In 2009, he began his very first Mudworkz project: a series that would continue to evolve and gain much attention once he found himself in the city of Memphis – a city where he had “roots,” due to visiting his grandparents as a child, who once lived here.
Stepping through Andrade’s backdoor is a bit like walking through a closet and entering Narnia. On his tiny back porch, a towering Mudworkz of Isaac Hayes’ “Black Moses” stands glorified on a tall cross, overlooking a backyard that feels otherworldly when compared to the disparate North Memphis neighborhood trappings surrounding it. Pebbled rocks cover the ground and scatter their way to the front door of a three-story building that looks more like a work of fiction than anything else. “Mississippi Cain” grows along the entirety of the fence, making it impossible to see into the yard from the other side. A giant tree canopies over the yard, and makes its way through a wooden balcony that extends from the doors of a third floor room belonging to an elderly man, Alex Jankowski, who yells a loud “Hey Walt, come here!” as he pokes his head from the front door of the building. Once again, Andrade finds himself engulfed in another world as he steps into Jankowski’s dwelling. Roaring jazz blares at high volume, bouncing off of the walls where Jankowski’s art hangs.
“This place has served as a home for starving artists since 1987,” Jankowski says with a cigarette perched between his lips.
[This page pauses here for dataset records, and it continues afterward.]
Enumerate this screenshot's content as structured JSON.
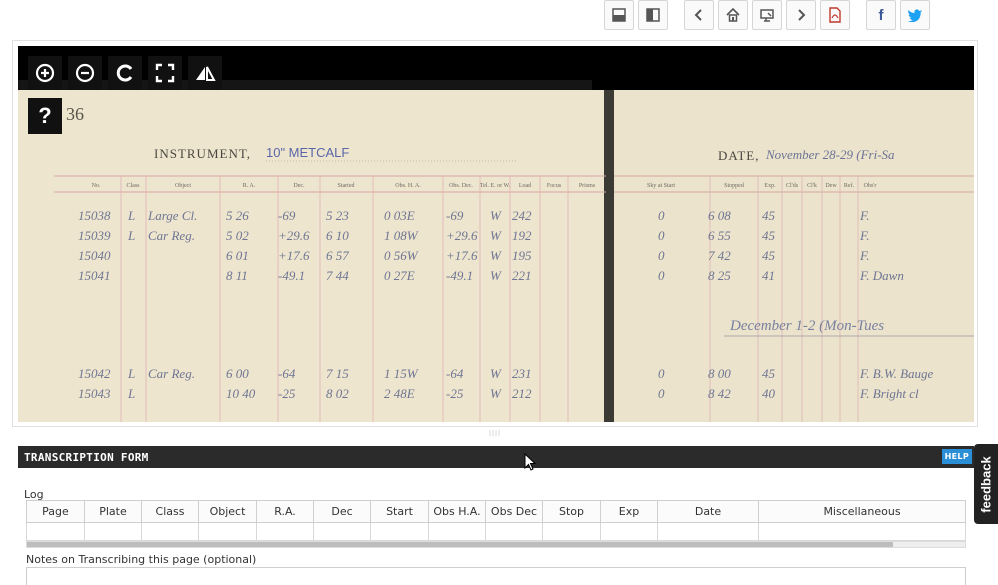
{
  "toolbar": {
    "buttons": [
      {
        "name": "layout-horizontal",
        "glyph": "▀"
      },
      {
        "name": "layout-vertical",
        "glyph": "◧"
      },
      {
        "name": "prev",
        "glyph": "‹"
      },
      {
        "name": "home",
        "glyph": "⌂"
      },
      {
        "name": "slideshow",
        "glyph": "⧉"
      },
      {
        "name": "next",
        "glyph": "›"
      },
      {
        "name": "pdf",
        "glyph": "⎘"
      },
      {
        "name": "facebook",
        "glyph": "f"
      },
      {
        "name": "twitter",
        "glyph": "✦"
      }
    ]
  },
  "viewer": {
    "controls": [
      {
        "name": "zoom-in",
        "glyph": "⊕"
      },
      {
        "name": "zoom-out",
        "glyph": "⊖"
      },
      {
        "name": "rotate",
        "glyph": "↻"
      },
      {
        "name": "fullscreen",
        "glyph": "⛶"
      },
      {
        "name": "flip",
        "glyph": "◭"
      }
    ],
    "help_label": "?",
    "ledger": {
      "page_no": "36",
      "instrument_label": "INSTRUMENT,",
      "instrument_value": "10\" METCALF",
      "date_label": "DATE,",
      "date_value": "November 28-29 (Fri-Sa",
      "columns_left": [
        "No.",
        "Class",
        "Object",
        "R. A.",
        "Dec.",
        "Started",
        "Obs. H. A.",
        "Obs. Dec.",
        "Tel. E. or W.",
        "Load",
        "Focus",
        "Prisms"
      ],
      "columns_right": [
        "Sky at Start",
        "Stopped",
        "Exp.",
        "Cl'ds",
        "Cl'k",
        "Dew",
        "Ref.",
        "Obs'r"
      ],
      "rows": [
        {
          "no": "15038",
          "cls": "L",
          "obj": "Large Cl.",
          "ra": "5 26",
          "dec": "-69",
          "start": "5 23",
          "oha": "0 03E",
          "odec": "-69",
          "tel": "W",
          "load": "242",
          "sky": "0",
          "stop": "6 08",
          "exp": "45",
          "obs": "F."
        },
        {
          "no": "15039",
          "cls": "L",
          "obj": "Car Reg.",
          "ra": "5 02",
          "dec": "+29.6",
          "start": "6 10",
          "oha": "1 08W",
          "odec": "+29.6",
          "tel": "W",
          "load": "192",
          "sky": "0",
          "stop": "6 55",
          "exp": "45",
          "obs": "F."
        },
        {
          "no": "15040",
          "cls": "",
          "obj": "",
          "ra": "6 01",
          "dec": "+17.6",
          "start": "6 57",
          "oha": "0 56W",
          "odec": "+17.6",
          "tel": "W",
          "load": "195",
          "sky": "0",
          "stop": "7 42",
          "exp": "45",
          "obs": "F."
        },
        {
          "no": "15041",
          "cls": "",
          "obj": "",
          "ra": "8 11",
          "dec": "-49.1",
          "start": "7 44",
          "oha": "0 27E",
          "odec": "-49.1",
          "tel": "W",
          "load": "221",
          "sky": "0",
          "stop": "8 25",
          "exp": "41",
          "obs": "F. Dawn"
        },
        {
          "no": "15042",
          "cls": "L",
          "obj": "Car Reg.",
          "ra": "6 00",
          "dec": "-64",
          "start": "7 15",
          "oha": "1 15W",
          "odec": "-64",
          "tel": "W",
          "load": "231",
          "sky": "0",
          "stop": "8 00",
          "exp": "45",
          "obs": "F. B.W. Bauge"
        },
        {
          "no": "15043",
          "cls": "L",
          "obj": "",
          "ra": "10 40",
          "dec": "-25",
          "start": "8 02",
          "oha": "2 48E",
          "odec": "-25",
          "tel": "W",
          "load": "212",
          "sky": "0",
          "stop": "8 42",
          "exp": "40",
          "obs": "F. Bright cl"
        }
      ],
      "section_note": "December 1-2 (Mon-Tues"
    }
  },
  "form": {
    "title": "TRANSCRIPTION FORM",
    "help": "HELP",
    "log_label": "Log",
    "columns": [
      "Page",
      "Plate",
      "Class",
      "Object",
      "R.A.",
      "Dec",
      "Start",
      "Obs H.A.",
      "Obs Dec",
      "Stop",
      "Exp",
      "Date",
      "Miscellaneous"
    ],
    "notes_label": "Notes on Transcribing this page (optional)"
  },
  "feedback_label": "feedback",
  "splitter_label": "||||"
}
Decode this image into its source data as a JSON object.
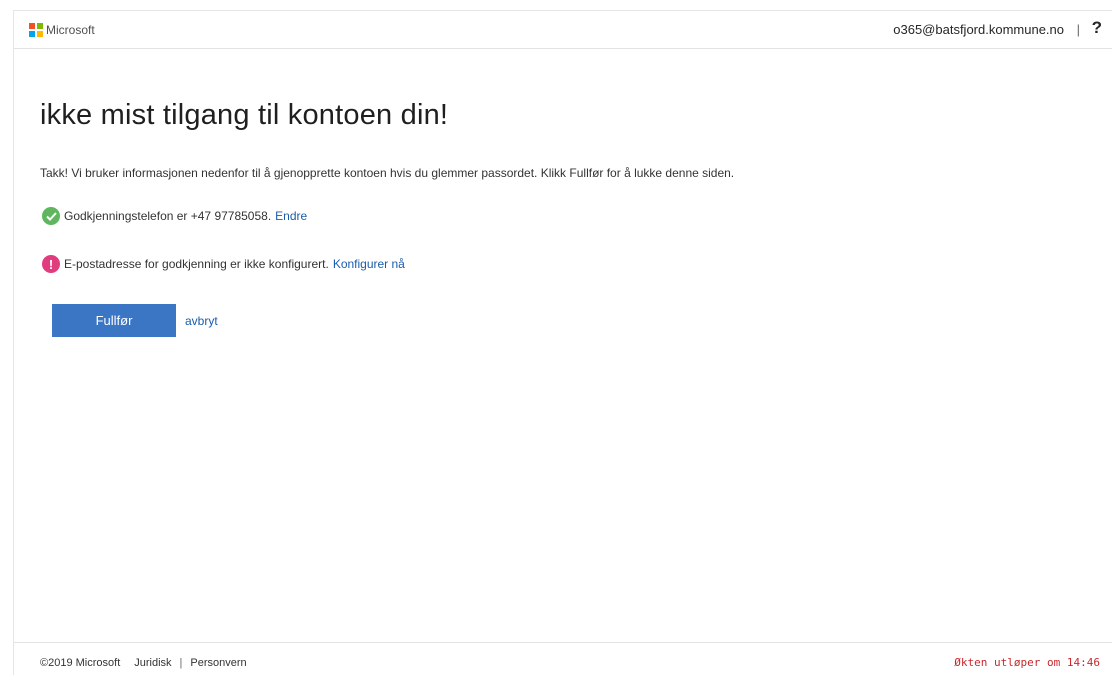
{
  "header": {
    "brand": "Microsoft",
    "account": "o365@batsfjord.kommune.no",
    "separator": "|",
    "help": "?"
  },
  "main": {
    "title": "ikke mist tilgang til kontoen din!",
    "intro": "Takk! Vi bruker informasjonen nedenfor til å gjenopprette kontoen hvis du glemmer passordet. Klikk Fullfør for å lukke denne siden.",
    "phone_status": {
      "text": "Godkjenningstelefon er +47 97785058.",
      "link": "Endre",
      "icon": "check-circle-icon",
      "color": "#5fb65f"
    },
    "email_status": {
      "text": "E-postadresse for godkjenning er ikke konfigurert.",
      "link": "Konfigurer nå",
      "icon": "warning-circle-icon",
      "icon_glyph": "!",
      "color": "#e03c7e"
    },
    "finish_button": "Fullfør",
    "cancel_link": "avbryt"
  },
  "footer": {
    "copyright": "©2019 Microsoft",
    "legal": "Juridisk",
    "separator": "|",
    "privacy": "Personvern",
    "session_timeout": "Økten utløper om 14:46"
  },
  "colors": {
    "accent": "#3a76c4",
    "link": "#1a5cab",
    "timeout": "#c8282d",
    "logo": [
      "#f25022",
      "#7fba00",
      "#00a4ef",
      "#ffb900"
    ]
  }
}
From studying ballet to working as a set designer on films and to traveling through Northern Italy, Jankowski has done a little bit of everything. Andrade is not shy to admit that Jankowski is the mentor he never had. Neither of them have a vast amount of wealth to their name, but in a generation dominated by technology and computers, they are breathing proof that the human brain and the hand are still incomparable roles in the artistic process.
 “There’s one thing no one can ever take away from you, and that’s your knowledge and imagination,” Andrade says. “Sheetrock and mud, you know, that may not be considered fine art. I may never get into the Brooks Museum, but that doesn’t bother me. Obviously, I would like to make money and for Mudworkz to be marketable, but my main drive is just to show people that you can make something out of anything.”
For Andrade, there is no longer any separation between his construction work and his artwork – it all runs together as one. While he’s had no formal artistic teaching, everything he does in his “Mudworkz” comes from what he has learned to do in people’s homes over the years. His art is the product of a lifetime of learning from the construction business. “I’m happier now than I’ve ever been,” Andrade says as a crooked smile spreads across his face. “Follow your passion, It took me 40 years to find mine and bring it out, and now I’m thinking about a new project every day. We’ve all got something to offer.”